Saber o que fazer quando vemos alguém querido a confundir o bidé com a sanita, a limpar as mãos na água que escorre do autoclismo e a limpar o chão (horas a fio) com as mãos é uma prova daquelas.


Hoje, depois de uma noite de baby-sitting à avó, deparei-me com ESTA notíica sobre um projecto da Associação Alzheimer e não pude deixar de a partilhar.


O papel desta associação, e outras que trabalham no sentido de minimizar os efeitos devastadores da demência na vida das famílias, é essencial.

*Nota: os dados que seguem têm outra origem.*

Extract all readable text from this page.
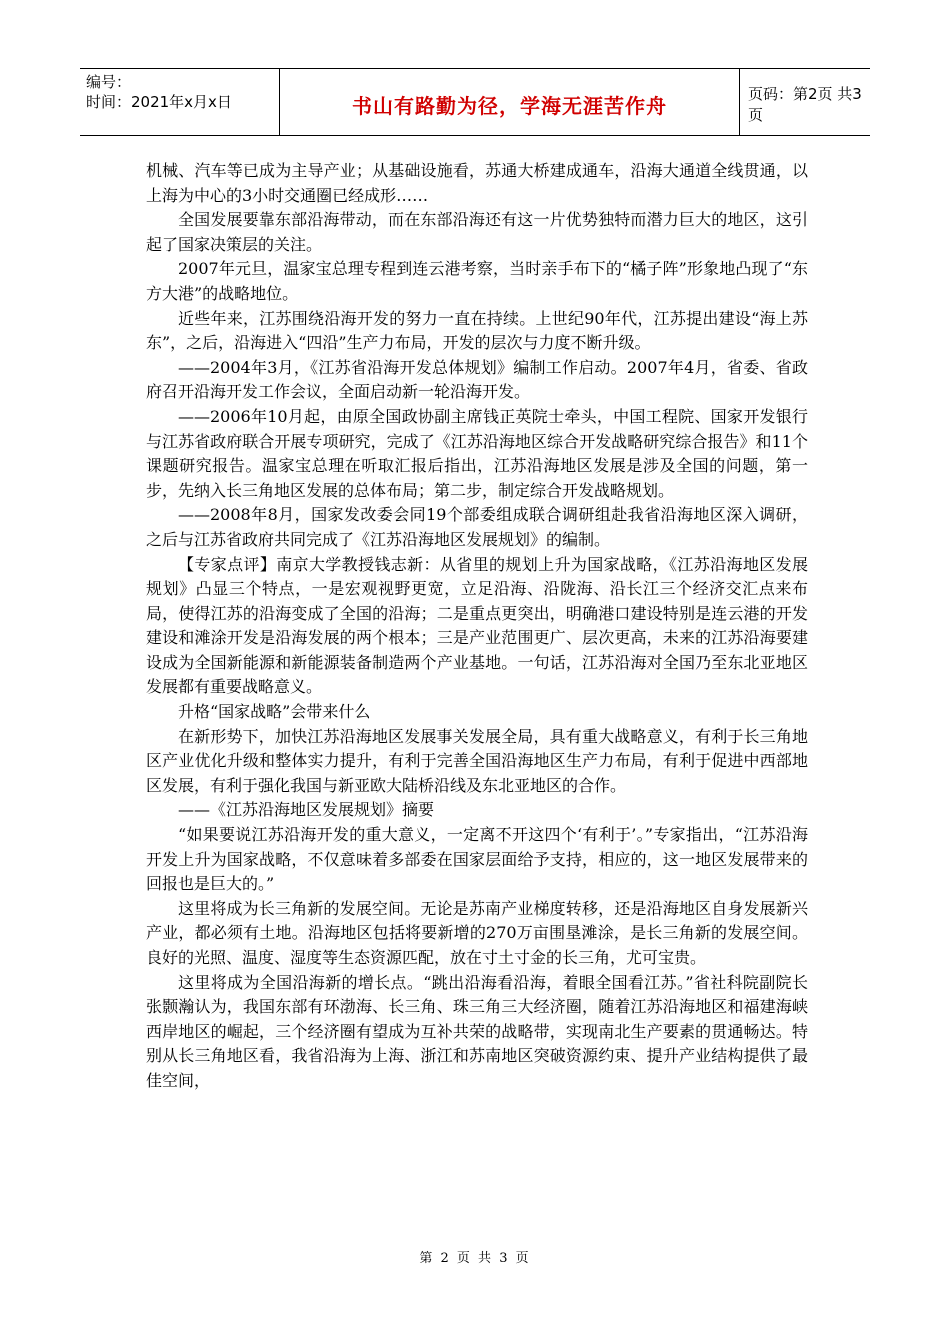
编号：
时间：2021年x月x日	书山有路勤为径，学海无涯苦作舟	页码：第2页 共3页

机械、汽车等已成为主导产业；从基础设施看，苏通大桥建成通车，沿海大通道全线贯通，以上海为中心的3小时交通圈已经成形……

全国发展要靠东部沿海带动，而在东部沿海还有这一片优势独特而潜力巨大的地区，这引起了国家决策层的关注。

2007年元旦，温家宝总理专程到连云港考察，当时亲手布下的“橘子阵”形象地凸现了“东方大港”的战略地位。

近些年来，江苏围绕沿海开发的努力一直在持续。上世纪90年代，江苏提出建设“海上苏东”，之后，沿海进入“四沿”生产力布局，开发的层次与力度不断升级。

——2004年3月，《江苏省沿海开发总体规划》编制工作启动。2007年4月，省委、省政府召开沿海开发工作会议，全面启动新一轮沿海开发。

——2006年10月起，由原全国政协副主席钱正英院士牵头，中国工程院、国家开发银行与江苏省政府联合开展专项研究，完成了《江苏沿海地区综合开发战略研究综合报告》和11个课题研究报告。温家宝总理在听取汇报后指出，江苏沿海地区发展是涉及全国的问题，第一步，先纳入长三角地区发展的总体布局；第二步，制定综合开发战略规划。

——2008年8月，国家发改委会同19个部委组成联合调研组赴我省沿海地区深入调研，之后与江苏省政府共同完成了《江苏沿海地区发展规划》的编制。

【专家点评】南京大学教授钱志新：从省里的规划上升为国家战略，《江苏沿海地区发展规划》凸显三个特点，一是宏观视野更宽，立足沿海、沿陇海、沿长江三个经济交汇点来布局，使得江苏的沿海变成了全国的沿海；二是重点更突出，明确港口建设特别是连云港的开发建设和滩涂开发是沿海发展的两个根本；三是产业范围更广、层次更高，未来的江苏沿海要建设成为全国新能源和新能源装备制造两个产业基地。一句话，江苏沿海对全国乃至东北亚地区发展都有重要战略意义。

升格“国家战略”会带来什么

在新形势下，加快江苏沿海地区发展事关发展全局，具有重大战略意义，有利于长三角地区产业优化升级和整体实力提升，有利于完善全国沿海地区生产力布局，有利于促进中西部地区发展，有利于强化我国与新亚欧大陆桥沿线及东北亚地区的合作。

——《江苏沿海地区发展规划》摘要

“如果要说江苏沿海开发的重大意义，一定离不开这四个‘有利于’。”专家指出，“江苏沿海开发上升为国家战略，不仅意味着多部委在国家层面给予支持，相应的，这一地区发展带来的回报也是巨大的。”

这里将成为长三角新的发展空间。无论是苏南产业梯度转移，还是沿海地区自身发展新兴产业，都必须有土地。沿海地区包括将要新增的270万亩围垦滩涂，是长三角新的发展空间。良好的光照、温度、湿度等生态资源匹配，放在寸土寸金的长三角，尤可宝贵。

这里将成为全国沿海新的增长点。“跳出沿海看沿海，着眼全国看江苏。”省社科院副院长张颢瀚认为，我国东部有环渤海、长三角、珠三角三大经济圈，随着江苏沿海地区和福建海峡西岸地区的崛起，三个经济圈有望成为互补共荣的战略带，实现南北生产要素的贯通畅达。特别从长三角地区看，我省沿海为上海、浙江和苏南地区突破资源约束、提升产业结构提供了最佳空间，

第 2 页 共 3 页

 Este projecto, em particular, tocou-me já que trababalha com os mais novos. Aqueles que serão os cuidadores e, por isso mesmo, precisam de ser sensibilizados para uma questão tão delicada quanto esta.


As crianças não podem ser arredadas desta realidade e são muito importantes enquanto fonte de estímulo dos pacientes de Alzheimer. Como em tudo o resto, os afectos são a base que sustenta esta caminhada.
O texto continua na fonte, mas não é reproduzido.